Introduction

History

The history of music generation dates back to the 1970s [HI79] originating as algorithmic composition. By the 1990s, researchers began applying neural networks to symbolic music generation [TL89]. Simultaneously, real-time interactive art creation started incorporating music accompaniment, blending generative music with dynamic artistic expression. [RWD97].

Since 2015, the exploration of deep-learning models in symbolic and audio-domain music generation has grown rapidly, as shown in the timeline above. Researchers at Google applied recurrent neural networks (RNNs) to melody generation, encoding melodic notes as distinct states of pitch and duration to enable predictive modeling [SO17]. MidiNet [YCY17] and Performance RNN further improved the expressive capabilities of generative models, enhancing articulation and expressivenss in generated music. Style transfer for specific composers was achieved in DeepBach [HPN17], which generated Bach-style chorales in work by Sony CSL. Breakthroughs in deep generative models soon led to three notable symbolic music generation models, namely MuseGAN [DHYY18], Music Transformer [HVU+19], and MusicVAE [RER+18], emerging almost simultaneously between 2018 and 2020. These architectures paved the way for subsequent models focused on higher quality, efficiency, and greater control, such as REMI [HY20], SketchNet [CWBergKirkpatrickD20], PianotreeVAE [WZZ+20], Multitrack Music Transformer [DCD+23] and others.

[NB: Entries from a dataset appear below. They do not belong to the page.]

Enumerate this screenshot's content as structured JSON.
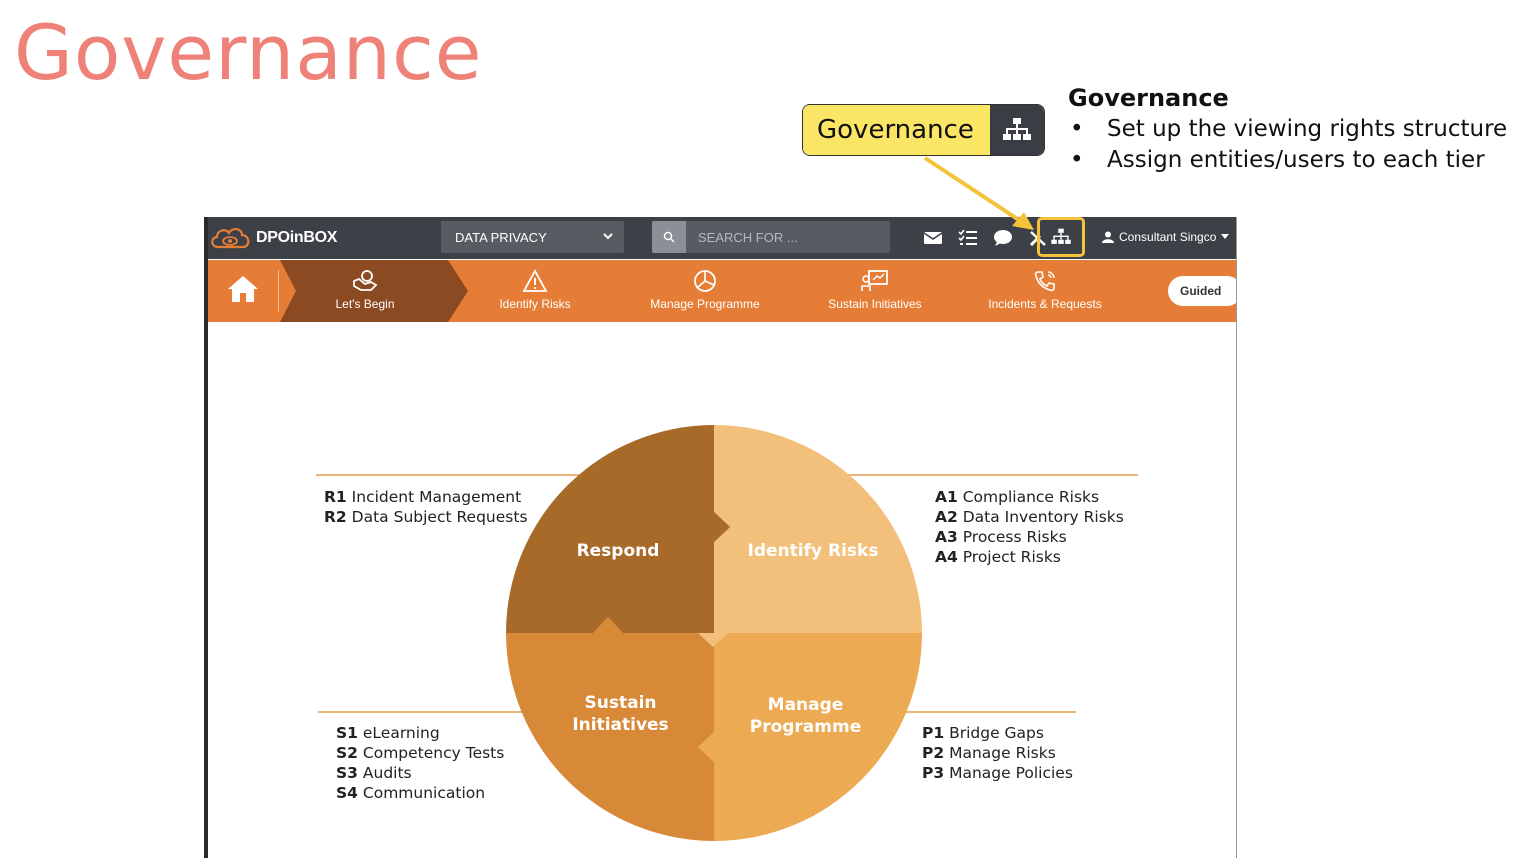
{
  "slide": {
    "title": "Governance"
  },
  "callout": {
    "label": "Governance",
    "icon": "sitemap-icon",
    "highlight_color": "#f4c33a"
  },
  "description": {
    "heading": "Governance",
    "bullets": [
      "Set up the viewing rights structure",
      "Assign entities/users to each tier"
    ]
  },
  "app": {
    "brand": "DPOinBOX",
    "module_select": "DATA PRIVACY",
    "search_placeholder": "SEARCH FOR ...",
    "top_icons": [
      "envelope-icon",
      "checklist-icon",
      "chat-icon",
      "tools-icon",
      "sitemap-icon"
    ],
    "user": "Consultant Singco",
    "nav": [
      {
        "label": "Let's Begin",
        "icon": "handshake-icon",
        "active": true
      },
      {
        "label": "Identify Risks",
        "icon": "warning-icon"
      },
      {
        "label": "Manage Programme",
        "icon": "chart-pie-icon"
      },
      {
        "label": "Sustain Initiatives",
        "icon": "presentation-icon"
      },
      {
        "label": "Incidents & Requests",
        "icon": "phone-icon"
      }
    ],
    "guided_label": "Guided",
    "colors": {
      "topbar": "#3d4147",
      "navbar": "#e57d37",
      "nav_active": "#8c4a22"
    }
  },
  "diagram": {
    "quadrants": {
      "respond": {
        "label": "Respond",
        "color": "#a86a28"
      },
      "identify": {
        "label": "Identify Risks",
        "color": "#f2c07a"
      },
      "sustain": {
        "label_line1": "Sustain",
        "label_line2": "Initiatives",
        "color": "#d88938"
      },
      "manage": {
        "label_line1": "Manage",
        "label_line2": "Programme",
        "color": "#ecaa52"
      }
    },
    "respond_items": [
      {
        "code": "R1",
        "text": "Incident Management"
      },
      {
        "code": "R2",
        "text": "Data Subject Requests"
      }
    ],
    "identify_items": [
      {
        "code": "A1",
        "text": "Compliance Risks"
      },
      {
        "code": "A2",
        "text": "Data Inventory Risks"
      },
      {
        "code": "A3",
        "text": "Process Risks"
      },
      {
        "code": "A4",
        "text": "Project Risks"
      }
    ],
    "sustain_items": [
      {
        "code": "S1",
        "text": "eLearning"
      },
      {
        "code": "S2",
        "text": "Competency Tests"
      },
      {
        "code": "S3",
        "text": "Audits"
      },
      {
        "code": "S4",
        "text": "Communication"
      }
    ],
    "manage_items": [
      {
        "code": "P1",
        "text": "Bridge Gaps"
      },
      {
        "code": "P2",
        "text": "Manage Risks"
      },
      {
        "code": "P3",
        "text": "Manage Policies"
      }
    ]
  }
}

Recently, the development of diffusion model [HJA20] and the masked generative model [CZJ+22] have introduced new paradigms for symbolic music generation. Models such as Polyfussion [MJXZ23] have expanded the possibilities and inspired further innovation in this field. Additionally, the Anticipatory Music Transformer [THDL24] leverages language model architectures to achieve impressive performance across a broad spectrum of symbolic music generation tasks.

Compared to the symbolic music domain, music generation in the audio domain, which focuses on directly generating musical signals, initially faced challenges in generation quality due to data limitations, model architecture constraints, and computational bottlenecks. Early audio generation research primarily focused on speech, exemplified by models like WaveNet [vdODZ+16] and SampleRNN [MKG+17]. Nsynth [ERR+17b], developed by Google Magenta, marked the first project to synthesize musical signals, which later evolved into DDSP [EHGR20]. OpenAI introduced JukeBox [DJP+20b] to generate music directly from the model without relying on synthesis tools from symbolic music notes. SaShiMi [GGDRe22] applied the structured state-space model (S4) on music generation.

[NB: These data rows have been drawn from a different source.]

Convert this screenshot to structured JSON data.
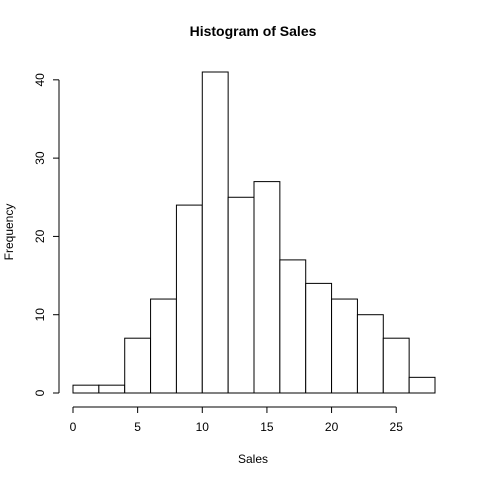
{
  "chart_data": {
    "type": "bar",
    "title": "Histogram of Sales",
    "xlabel": "Sales",
    "ylabel": "Frequency",
    "bin_edges": [
      0,
      2,
      4,
      6,
      8,
      10,
      12,
      14,
      16,
      18,
      20,
      22,
      24,
      26,
      28
    ],
    "values": [
      1,
      1,
      7,
      12,
      24,
      41,
      25,
      27,
      17,
      14,
      12,
      10,
      7,
      2
    ],
    "xlim": [
      0,
      28
    ],
    "ylim": [
      0,
      41
    ],
    "x_ticks": [
      0,
      5,
      10,
      15,
      20,
      25
    ],
    "y_ticks": [
      0,
      10,
      20,
      30,
      40
    ],
    "grid": false,
    "legend": "none",
    "colors": {
      "bar_fill": "#ffffff",
      "bar_stroke": "#000000"
    }
  }
}
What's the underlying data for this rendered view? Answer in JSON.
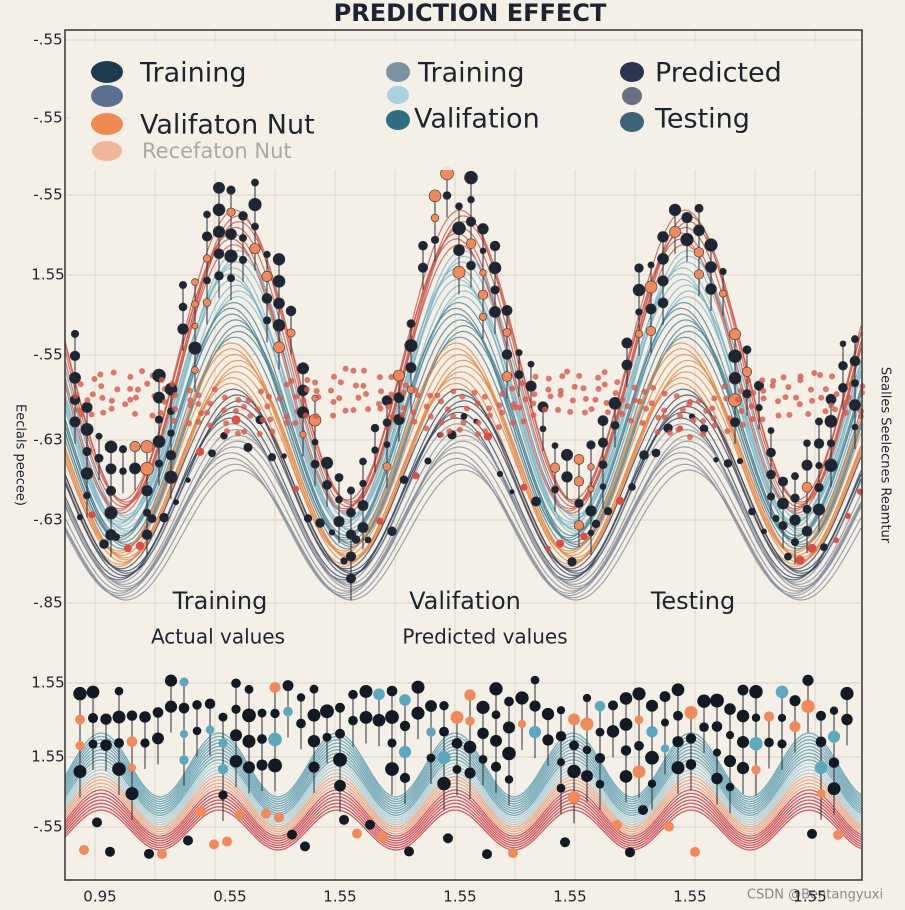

Recently, latent diffusion models have been adapted for audio generation, with models like AudioLDM [LCY+23b], MusicLDM [CWL+24], Riffusion [rif], and StableAudio [ECT+24] leading the way. Language model architectures are also advancing this field, with developments in models such as AudioGen [KSP+23], MusicLM [ADB+23], VampNet [GSKP23], and MusicGen [CKG+24]. Text-to-music generation has become a trending topic, particularly in generative and multi-modal learning tasks, with contributions from startups like Suno [sun] and Udio [udi] also driving this area forward.

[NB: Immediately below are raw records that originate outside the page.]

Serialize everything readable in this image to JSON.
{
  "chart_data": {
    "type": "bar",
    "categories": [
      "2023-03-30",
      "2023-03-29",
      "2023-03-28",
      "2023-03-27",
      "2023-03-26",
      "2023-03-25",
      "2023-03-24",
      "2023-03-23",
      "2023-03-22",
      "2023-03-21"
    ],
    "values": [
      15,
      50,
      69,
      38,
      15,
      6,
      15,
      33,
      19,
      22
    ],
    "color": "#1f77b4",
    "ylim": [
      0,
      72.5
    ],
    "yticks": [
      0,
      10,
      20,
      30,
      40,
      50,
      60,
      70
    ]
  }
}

In this tutorial, we focus on the audio-domain music generation task, specifically on text-to-music generation. This approach aligns closely with traditional signal-based music understanding, music retrieval tasks, and integrates naturally with language processing, bridging music with natural language inputs.

Problem Definition

The concept of text-to-music generation is illustrated in the figure above, where the model is trained to learn a probability function that maps a given textual input to a music output. The figure includes examples of possible text descriptions: a simple description might consist of keywords like genre, emotion, instrument, or intended purpose. More complex inputs may be full sentences that convey detailed musical information, such as instrument assignments (pink), key and time signature (blue and green), and “clichés” (yellow). The model aims to accurately encode these textual cues and reflect them in the generated music output.

In the follows sections, we will introduce this topic by first introducing the evaluation of the music generation. Then we go through two representative types of text-to-music models, Autoregressive LM-based architecture (MusicGen [CKG+24]), and Non-autoregresstive Diffusion-based architecture (StableAudio [ECT+24]). Finally, we will explore some guiding principles and current limitations of text-to-music models, aiming to enhance the interaction between machine-generated music and human creativity.